When I laid back on the exam table, my doctor immediately remarked on how large my belly was. “Wow! You’re big. Maybe it is possible that you’re having lower back pain already.” They started asking questions about if Adam and I were sure that I wasn’t a month further along in my pregnancy than we had reported.
My doctor then tried to find the baby’s heartbeat. After 10 minutes of searching, the best she could find was my own heartbeat. She asked us to come back the following morning to have an ultrasound to locate the baby and see its heartbeat, and also to confirm that there was only one baby. Given the size of my belly, it was possible we were expecting up to three babies.
The next morning we had the ultrasound. After spotting the baby immediately, the ultrasound technician did a thorough check to confirm that there weren’t any other pregnancies.
Rather than hear the heartbeat, we were able to see our little one’s heartbeat beating at over 170 beats per minute. We could see its legs and arm buds twitching–a sight that took Adam by surprise and got him choked up.
Next we had a consultation with a physician to go over the results of the ultrasound. The baby looked great and was measuring one day older than what we had projected. Then we got the news that explained why I was measuring so large.
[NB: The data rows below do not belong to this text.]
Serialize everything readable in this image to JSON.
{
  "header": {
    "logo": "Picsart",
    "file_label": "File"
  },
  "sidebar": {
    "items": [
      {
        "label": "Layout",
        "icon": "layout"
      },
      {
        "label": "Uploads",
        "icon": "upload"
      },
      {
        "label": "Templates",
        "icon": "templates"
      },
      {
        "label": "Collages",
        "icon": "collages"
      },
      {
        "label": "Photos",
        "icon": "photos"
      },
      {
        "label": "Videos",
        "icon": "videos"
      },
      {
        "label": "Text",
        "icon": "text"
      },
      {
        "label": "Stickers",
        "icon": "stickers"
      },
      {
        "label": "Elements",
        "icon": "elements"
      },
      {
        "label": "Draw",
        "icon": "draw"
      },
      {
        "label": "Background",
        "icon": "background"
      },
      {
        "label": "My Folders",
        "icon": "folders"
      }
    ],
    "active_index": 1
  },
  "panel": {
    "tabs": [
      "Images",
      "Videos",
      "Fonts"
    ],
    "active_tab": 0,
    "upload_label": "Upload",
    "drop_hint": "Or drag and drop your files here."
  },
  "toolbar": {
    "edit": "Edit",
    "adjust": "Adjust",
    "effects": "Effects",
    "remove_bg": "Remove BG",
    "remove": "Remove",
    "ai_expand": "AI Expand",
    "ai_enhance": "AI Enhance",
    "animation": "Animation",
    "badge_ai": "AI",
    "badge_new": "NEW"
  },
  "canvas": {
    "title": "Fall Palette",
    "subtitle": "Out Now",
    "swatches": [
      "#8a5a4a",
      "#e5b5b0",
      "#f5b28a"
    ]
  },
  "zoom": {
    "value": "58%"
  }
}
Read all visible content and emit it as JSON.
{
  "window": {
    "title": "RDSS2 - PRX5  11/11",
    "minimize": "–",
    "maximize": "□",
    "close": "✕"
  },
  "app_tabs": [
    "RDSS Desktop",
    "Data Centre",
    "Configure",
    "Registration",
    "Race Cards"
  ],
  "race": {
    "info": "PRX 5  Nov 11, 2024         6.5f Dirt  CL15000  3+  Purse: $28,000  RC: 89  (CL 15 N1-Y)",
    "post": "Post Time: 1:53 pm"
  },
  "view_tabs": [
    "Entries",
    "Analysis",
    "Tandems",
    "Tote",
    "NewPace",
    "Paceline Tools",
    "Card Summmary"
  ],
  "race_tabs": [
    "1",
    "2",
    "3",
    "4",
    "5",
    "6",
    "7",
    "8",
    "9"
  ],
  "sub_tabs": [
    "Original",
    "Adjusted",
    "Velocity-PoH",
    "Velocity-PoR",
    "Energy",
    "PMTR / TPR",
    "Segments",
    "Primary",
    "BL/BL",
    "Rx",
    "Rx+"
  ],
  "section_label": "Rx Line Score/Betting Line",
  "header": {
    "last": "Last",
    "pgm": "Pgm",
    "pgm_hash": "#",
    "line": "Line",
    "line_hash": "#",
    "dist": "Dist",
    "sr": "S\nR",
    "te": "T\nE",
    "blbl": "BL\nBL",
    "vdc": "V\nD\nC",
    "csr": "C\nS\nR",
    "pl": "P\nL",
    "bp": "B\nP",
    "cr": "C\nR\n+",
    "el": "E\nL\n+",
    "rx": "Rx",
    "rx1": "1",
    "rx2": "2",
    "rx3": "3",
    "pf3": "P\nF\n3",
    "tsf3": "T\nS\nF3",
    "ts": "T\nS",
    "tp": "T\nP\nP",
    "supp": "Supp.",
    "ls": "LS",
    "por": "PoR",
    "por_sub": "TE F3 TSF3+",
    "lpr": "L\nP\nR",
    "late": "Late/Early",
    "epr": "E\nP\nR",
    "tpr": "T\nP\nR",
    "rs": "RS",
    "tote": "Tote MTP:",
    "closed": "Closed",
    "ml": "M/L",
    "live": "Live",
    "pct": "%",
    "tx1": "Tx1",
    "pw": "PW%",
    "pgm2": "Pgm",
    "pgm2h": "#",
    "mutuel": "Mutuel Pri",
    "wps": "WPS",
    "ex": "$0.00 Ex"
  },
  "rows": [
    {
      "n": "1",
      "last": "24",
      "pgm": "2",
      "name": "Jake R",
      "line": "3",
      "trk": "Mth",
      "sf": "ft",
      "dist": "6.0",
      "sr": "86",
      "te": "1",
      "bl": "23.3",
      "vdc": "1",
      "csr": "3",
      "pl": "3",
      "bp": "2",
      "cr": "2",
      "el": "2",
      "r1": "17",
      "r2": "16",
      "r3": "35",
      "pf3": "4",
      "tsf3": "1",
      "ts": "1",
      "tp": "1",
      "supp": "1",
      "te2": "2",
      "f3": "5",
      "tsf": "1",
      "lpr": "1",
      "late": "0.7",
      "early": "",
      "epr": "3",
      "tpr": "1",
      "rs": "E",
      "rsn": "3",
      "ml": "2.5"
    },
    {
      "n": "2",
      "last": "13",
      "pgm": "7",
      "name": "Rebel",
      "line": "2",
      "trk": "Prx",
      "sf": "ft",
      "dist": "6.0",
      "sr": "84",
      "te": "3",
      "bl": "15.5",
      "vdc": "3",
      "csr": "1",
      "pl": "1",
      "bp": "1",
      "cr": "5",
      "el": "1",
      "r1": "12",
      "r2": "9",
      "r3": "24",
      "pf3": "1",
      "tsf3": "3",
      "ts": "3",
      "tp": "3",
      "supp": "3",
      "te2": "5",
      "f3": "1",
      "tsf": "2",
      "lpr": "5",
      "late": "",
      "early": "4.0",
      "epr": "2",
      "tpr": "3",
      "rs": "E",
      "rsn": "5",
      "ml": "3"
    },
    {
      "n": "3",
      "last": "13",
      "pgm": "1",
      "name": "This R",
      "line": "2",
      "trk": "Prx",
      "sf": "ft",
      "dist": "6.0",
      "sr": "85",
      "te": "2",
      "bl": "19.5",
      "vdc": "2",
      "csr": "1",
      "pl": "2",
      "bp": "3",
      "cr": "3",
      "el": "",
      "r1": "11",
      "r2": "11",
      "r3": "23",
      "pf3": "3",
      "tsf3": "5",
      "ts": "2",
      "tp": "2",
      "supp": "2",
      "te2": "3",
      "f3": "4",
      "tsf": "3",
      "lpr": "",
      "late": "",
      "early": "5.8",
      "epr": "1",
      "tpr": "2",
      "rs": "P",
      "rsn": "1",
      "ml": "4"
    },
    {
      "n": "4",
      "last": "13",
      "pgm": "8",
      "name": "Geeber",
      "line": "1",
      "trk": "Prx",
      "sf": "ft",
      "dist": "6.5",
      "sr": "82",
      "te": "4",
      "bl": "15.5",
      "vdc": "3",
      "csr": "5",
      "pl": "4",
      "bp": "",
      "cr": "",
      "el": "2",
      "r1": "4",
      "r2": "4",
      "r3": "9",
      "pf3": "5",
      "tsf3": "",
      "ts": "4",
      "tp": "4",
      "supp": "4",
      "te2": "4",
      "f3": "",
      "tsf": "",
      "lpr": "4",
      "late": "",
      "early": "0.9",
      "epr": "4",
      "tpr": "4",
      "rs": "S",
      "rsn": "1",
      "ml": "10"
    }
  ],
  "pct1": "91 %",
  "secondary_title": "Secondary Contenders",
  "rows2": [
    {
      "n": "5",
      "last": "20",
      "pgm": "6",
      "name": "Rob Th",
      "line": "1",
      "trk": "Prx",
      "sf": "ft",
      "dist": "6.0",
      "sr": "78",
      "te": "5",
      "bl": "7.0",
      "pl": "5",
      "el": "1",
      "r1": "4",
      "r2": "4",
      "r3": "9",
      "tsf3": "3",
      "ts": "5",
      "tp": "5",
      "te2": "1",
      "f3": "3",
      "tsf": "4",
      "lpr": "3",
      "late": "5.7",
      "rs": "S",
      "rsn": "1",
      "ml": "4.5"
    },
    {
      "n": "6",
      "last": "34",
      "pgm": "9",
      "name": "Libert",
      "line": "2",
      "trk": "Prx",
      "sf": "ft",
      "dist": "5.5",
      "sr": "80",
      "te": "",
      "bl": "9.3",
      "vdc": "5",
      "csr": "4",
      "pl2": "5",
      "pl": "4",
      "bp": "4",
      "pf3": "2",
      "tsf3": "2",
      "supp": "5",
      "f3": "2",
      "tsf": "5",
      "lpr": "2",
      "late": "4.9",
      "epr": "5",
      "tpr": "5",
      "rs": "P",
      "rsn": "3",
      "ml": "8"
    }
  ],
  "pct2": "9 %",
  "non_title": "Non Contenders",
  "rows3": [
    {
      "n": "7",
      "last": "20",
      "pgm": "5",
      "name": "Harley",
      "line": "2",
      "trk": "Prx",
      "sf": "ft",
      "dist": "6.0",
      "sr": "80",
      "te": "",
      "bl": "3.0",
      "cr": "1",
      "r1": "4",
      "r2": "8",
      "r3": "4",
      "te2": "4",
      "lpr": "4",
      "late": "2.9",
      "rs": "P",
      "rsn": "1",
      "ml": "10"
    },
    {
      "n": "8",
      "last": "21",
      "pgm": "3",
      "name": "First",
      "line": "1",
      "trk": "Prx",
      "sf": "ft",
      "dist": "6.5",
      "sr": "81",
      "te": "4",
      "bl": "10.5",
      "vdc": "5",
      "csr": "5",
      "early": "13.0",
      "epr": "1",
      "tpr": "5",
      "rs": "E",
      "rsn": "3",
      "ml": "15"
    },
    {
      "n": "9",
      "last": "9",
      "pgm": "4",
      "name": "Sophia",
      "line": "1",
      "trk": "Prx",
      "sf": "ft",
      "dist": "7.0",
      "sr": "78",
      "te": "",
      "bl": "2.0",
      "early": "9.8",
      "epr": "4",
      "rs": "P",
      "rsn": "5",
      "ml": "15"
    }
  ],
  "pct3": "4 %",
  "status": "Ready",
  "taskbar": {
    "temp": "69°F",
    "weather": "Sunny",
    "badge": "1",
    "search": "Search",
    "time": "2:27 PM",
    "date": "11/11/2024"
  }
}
They had also found a growth on the upper part of my uterus, a uterine fibroid. It was something that I had likely had for a very long time, but it was now prominent because of pregnancy hormones. It was positioned so that almost all of it was on the outside of my uterus. This was good news as it meant it wasn’t inhibiting the baby’s growth. We learned that uterine fibroids are relatively common in women–approximately 40-50% of women have them. What made my case abnormal was the size of the fibroid. It was measuring at over 12cm which already classified it in the “very large” category.
We were told that normally nothing is done to remove a fibroid–surgery often ends up creating more problems than just leaving them alone. In non-pregnant women, they can easily be managed and treated with ibuprofen. Since I was pregnant, the best we could do at this point was monitor its growth and do our best to manage any pain associated with it. Some women aren’t bothered by their fibroids at all, while for others it can be quite painful.
We left with a referral to maternal fetal medicine specialists, and a lot of information swirling in our heads.